Ayrıca Diyarbakır da başka sinema salonlarının da olduğuna işaret eden Aydın, "Diyarbakır'da 8 adet sinema vardı. Dilan, Yenişehir, Emek, Nilgün, Raman, Yazlık Yıldız, Raman ve Güler sineması vardı. Bunları hem salonu hem de yazlık sinema alanı vardı. En küçük sinema salonu 800 kişilikti. Bunları hepsi doluyordu. Yazlık sinema ise 2000 kişilikti." dedi. 

 

"SİNEMA TOPLUMUN AYNASIDIR"

Aydın, "İnsanlar beyaz perdede kendini görebiliyor ve hissedebiliyorsa o filme sahiplenirlerdi. Örneğin işçi sınıfına yönelik bir filmse işçi sınıfı korkunç şeklinde sahiplenirdi. Mesela Yılmaz Güney'in toplumsal içerikli filmleri çok sevilirdi, sahip çıkılırdı. Bunun yanında Kemal Sunal, Şener Şen filmleri de dahil. Bu tarz filmler olduğunda insanlar yer bulamazdı." dedi.
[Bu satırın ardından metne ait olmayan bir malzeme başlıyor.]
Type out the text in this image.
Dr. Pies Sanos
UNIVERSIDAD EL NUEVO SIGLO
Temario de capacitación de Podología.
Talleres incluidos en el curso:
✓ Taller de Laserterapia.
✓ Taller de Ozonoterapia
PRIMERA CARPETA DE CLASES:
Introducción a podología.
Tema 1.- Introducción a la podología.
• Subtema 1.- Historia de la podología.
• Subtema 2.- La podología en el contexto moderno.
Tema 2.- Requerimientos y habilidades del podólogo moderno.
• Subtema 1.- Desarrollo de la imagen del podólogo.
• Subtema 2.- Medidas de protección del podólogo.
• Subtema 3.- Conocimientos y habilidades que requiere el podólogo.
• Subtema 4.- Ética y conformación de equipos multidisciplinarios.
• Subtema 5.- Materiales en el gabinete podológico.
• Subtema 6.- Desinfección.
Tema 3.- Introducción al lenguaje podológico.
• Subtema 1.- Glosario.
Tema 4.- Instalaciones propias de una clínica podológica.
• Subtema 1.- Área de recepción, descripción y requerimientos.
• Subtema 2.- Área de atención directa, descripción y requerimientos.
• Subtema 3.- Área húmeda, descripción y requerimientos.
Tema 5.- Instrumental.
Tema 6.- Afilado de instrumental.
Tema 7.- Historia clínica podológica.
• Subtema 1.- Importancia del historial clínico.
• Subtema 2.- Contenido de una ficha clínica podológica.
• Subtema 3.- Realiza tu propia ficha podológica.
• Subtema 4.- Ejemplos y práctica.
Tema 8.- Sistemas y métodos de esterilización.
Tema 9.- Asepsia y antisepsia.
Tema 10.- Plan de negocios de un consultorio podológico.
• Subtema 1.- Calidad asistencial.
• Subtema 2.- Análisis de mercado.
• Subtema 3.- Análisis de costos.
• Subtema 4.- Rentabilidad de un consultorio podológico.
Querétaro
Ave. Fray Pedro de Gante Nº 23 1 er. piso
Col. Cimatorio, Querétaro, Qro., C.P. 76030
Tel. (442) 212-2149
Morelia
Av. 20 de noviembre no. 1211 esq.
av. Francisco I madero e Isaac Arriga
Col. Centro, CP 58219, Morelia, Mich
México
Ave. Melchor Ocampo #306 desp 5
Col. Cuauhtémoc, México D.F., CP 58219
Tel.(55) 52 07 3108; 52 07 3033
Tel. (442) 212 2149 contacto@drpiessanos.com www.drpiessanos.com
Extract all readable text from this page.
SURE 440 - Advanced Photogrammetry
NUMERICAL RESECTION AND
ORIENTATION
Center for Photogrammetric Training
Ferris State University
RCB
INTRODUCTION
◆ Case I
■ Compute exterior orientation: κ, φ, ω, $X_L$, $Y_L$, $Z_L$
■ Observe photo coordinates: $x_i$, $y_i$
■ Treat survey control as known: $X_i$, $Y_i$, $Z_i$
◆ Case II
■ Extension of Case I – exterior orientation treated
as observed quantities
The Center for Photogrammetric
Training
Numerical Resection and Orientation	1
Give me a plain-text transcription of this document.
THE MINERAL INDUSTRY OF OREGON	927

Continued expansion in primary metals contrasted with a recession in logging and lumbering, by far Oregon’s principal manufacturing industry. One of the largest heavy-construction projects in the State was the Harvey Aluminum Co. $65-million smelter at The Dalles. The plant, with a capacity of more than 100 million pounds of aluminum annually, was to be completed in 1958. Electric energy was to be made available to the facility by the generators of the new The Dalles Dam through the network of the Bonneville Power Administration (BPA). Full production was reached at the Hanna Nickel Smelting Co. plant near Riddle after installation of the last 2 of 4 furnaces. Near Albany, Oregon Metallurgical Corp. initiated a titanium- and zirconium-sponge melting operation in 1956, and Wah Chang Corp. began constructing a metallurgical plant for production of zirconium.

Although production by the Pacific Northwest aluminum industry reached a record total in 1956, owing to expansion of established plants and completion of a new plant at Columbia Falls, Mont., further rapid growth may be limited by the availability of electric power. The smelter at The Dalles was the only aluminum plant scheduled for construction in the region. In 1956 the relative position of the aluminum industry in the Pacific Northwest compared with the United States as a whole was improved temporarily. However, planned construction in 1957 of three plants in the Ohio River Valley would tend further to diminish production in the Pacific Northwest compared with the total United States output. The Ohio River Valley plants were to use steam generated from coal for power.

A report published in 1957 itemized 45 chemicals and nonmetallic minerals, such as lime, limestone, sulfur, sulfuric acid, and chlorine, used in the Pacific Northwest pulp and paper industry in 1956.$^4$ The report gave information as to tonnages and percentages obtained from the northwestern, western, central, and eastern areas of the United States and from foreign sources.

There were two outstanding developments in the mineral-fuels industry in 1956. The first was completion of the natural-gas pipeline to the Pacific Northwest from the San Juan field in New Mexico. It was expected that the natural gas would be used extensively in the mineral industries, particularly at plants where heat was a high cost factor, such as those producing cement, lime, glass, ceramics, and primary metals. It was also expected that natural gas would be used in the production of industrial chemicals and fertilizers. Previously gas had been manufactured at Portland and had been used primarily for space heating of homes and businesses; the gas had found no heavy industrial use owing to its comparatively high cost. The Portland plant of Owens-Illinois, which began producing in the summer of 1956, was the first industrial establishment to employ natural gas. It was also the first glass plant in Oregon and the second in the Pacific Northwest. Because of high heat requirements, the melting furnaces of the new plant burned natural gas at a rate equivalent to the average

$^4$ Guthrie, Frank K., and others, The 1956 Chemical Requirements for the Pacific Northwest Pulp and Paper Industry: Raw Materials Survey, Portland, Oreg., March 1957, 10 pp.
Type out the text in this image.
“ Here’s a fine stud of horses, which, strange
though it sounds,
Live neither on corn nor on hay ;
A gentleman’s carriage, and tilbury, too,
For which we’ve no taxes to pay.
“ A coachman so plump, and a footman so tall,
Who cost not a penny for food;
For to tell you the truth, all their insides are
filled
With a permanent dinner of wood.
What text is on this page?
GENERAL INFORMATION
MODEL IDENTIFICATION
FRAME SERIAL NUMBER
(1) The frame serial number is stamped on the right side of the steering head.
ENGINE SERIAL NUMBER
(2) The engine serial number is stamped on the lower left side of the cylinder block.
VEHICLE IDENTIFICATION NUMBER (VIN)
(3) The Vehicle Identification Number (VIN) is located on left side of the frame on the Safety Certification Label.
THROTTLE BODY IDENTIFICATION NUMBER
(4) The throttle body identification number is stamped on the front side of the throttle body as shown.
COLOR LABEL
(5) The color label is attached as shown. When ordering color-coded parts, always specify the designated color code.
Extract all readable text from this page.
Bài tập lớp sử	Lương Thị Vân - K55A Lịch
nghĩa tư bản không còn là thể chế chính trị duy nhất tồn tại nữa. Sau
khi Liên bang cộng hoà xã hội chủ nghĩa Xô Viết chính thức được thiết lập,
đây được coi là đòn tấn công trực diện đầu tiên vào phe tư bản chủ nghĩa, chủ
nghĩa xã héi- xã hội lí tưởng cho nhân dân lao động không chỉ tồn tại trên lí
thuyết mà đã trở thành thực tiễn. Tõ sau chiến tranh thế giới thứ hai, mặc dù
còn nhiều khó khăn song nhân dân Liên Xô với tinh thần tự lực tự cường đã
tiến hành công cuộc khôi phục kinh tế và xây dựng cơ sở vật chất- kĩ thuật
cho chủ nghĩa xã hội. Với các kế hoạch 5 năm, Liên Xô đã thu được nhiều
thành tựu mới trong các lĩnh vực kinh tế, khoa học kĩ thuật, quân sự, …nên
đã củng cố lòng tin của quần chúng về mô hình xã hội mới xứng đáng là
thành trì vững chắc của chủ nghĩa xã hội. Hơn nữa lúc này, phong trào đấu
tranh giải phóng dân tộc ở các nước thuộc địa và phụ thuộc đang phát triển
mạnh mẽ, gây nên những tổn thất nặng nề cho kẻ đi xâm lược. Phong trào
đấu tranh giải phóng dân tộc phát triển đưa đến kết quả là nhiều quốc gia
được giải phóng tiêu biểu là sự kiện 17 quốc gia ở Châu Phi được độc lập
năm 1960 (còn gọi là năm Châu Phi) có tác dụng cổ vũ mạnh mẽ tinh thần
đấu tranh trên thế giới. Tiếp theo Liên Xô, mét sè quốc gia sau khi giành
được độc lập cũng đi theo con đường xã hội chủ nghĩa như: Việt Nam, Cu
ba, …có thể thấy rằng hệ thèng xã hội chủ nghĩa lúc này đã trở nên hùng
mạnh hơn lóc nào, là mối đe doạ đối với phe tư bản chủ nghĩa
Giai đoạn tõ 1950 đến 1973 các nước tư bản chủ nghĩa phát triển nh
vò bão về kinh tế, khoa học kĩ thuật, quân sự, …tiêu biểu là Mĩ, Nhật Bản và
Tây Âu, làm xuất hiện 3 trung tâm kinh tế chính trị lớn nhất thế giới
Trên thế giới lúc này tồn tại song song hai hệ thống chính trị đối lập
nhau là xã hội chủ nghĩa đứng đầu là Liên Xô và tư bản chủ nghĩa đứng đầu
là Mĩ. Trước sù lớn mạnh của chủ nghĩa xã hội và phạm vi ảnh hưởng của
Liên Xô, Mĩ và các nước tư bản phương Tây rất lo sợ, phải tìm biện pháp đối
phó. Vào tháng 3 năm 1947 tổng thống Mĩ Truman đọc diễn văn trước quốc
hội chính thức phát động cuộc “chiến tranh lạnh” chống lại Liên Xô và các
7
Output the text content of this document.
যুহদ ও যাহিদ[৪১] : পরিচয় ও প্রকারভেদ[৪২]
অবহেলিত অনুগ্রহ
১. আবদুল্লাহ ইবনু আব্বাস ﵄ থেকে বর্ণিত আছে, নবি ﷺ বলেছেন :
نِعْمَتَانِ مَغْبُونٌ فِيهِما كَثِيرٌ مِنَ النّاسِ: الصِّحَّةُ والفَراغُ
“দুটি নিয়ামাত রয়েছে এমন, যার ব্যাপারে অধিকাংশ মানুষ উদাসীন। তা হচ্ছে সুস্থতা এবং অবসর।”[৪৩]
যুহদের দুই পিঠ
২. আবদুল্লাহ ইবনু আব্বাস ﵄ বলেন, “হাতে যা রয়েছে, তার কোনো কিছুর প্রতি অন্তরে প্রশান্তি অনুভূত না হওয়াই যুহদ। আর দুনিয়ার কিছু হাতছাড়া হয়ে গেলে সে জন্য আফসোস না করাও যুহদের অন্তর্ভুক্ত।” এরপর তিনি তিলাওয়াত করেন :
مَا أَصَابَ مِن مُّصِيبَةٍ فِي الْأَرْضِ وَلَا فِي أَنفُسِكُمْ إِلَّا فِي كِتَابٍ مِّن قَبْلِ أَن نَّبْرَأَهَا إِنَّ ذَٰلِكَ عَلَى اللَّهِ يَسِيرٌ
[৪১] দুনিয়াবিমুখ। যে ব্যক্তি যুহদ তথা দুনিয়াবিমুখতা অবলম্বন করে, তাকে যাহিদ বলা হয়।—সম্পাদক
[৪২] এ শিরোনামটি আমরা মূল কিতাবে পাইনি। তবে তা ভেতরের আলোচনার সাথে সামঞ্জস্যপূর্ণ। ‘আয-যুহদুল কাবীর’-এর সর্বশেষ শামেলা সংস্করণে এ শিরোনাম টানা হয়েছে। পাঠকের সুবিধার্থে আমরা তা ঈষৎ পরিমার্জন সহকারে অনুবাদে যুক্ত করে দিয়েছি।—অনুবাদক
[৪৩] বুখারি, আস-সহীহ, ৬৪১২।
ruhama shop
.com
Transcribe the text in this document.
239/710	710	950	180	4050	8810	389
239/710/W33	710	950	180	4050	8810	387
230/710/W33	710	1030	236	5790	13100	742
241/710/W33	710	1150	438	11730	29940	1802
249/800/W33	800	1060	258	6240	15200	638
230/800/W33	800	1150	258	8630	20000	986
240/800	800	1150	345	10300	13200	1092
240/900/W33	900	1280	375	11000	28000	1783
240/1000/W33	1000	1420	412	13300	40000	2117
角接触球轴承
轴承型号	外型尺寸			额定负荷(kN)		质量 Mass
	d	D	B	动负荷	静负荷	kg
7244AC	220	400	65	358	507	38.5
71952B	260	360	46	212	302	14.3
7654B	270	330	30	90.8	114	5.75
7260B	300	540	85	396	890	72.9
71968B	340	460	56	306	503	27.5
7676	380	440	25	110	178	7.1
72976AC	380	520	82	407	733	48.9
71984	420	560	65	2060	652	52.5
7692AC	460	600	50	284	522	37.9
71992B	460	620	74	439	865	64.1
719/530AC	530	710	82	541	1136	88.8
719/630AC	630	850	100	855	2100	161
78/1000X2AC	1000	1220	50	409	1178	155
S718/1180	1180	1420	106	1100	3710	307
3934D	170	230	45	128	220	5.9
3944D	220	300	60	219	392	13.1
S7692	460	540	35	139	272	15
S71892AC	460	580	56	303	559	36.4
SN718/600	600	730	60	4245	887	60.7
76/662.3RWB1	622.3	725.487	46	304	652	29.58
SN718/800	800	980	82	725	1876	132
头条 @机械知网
Yabancı filmlerin dönemlerinden söz eden Aydın, 70'ler Uzak Doğu Karate filmleri daha sonra Hint filmleri ve Amerika filmleriyle dönem olarak ilginin değiştiğini ve Yine de bu tarz filmlere karşı seyirci, kendi kültür ve değerlerini anlatan filmlere daha fazla sahip çıktığını belirtti.

 

"USTAM NEJAT DİLAN'DIR"

Aydın, "Ben Nejat Dilan'nın yanında yetiştim. Kendisi buralı olup Diyarbakır'ın kültür ve sanat anlamında çok hizmet yapmıştır. Dilan Sineması kapatıldıktan sonra İstanbul’a taşındı. Diyarbakır'ın hiçbir zaman terk etmek istemiyordu. Orada da Sinemanın düştüğü durum onu çok üzdü, sağlığını da çok etkiledi. 2 yıl önce de vefat etti. Beni üzen Diyarbakır'da bir yerel sinemanın olması büyük değerken bunun yok olup, Ustamın da İstanbul yollarında üzülerek hayata veda etmesidir." dedi. 

 

"O DÖNEM İZLEYİCİ İLE ŞİMDİKİ FARK"

Dilan Sineması dönemiyle şimdiki sinema izleyicisinin farkından bahseden Aydın, "Biz o dönem gençlere aydın kesim derdik. Çünkü bağımsız sinemaya ilgiliydiler. Toplumsal sorunlarla ilgilenirlerdi, özellikle Diyarbakır kültürünü ileriye götürmenin özveri fedakarlığı vardı. Şimdi ise anlayış çok farklı. İşte sinemaya yanımda biriyle gideyim. Ana akım sinema yani popüler filmlerin izlenmesinde bende orada olayım, selfie çektireyim anlayışı var. İstanbul merkezli filmlere yönelmek ekonomimize de darbedir. Çünkü para akışı hep oraya gidiyor. Kendi değerlerine sahip çıkan kendi yerel kültürünü düşünür.” şeklinde konuştu.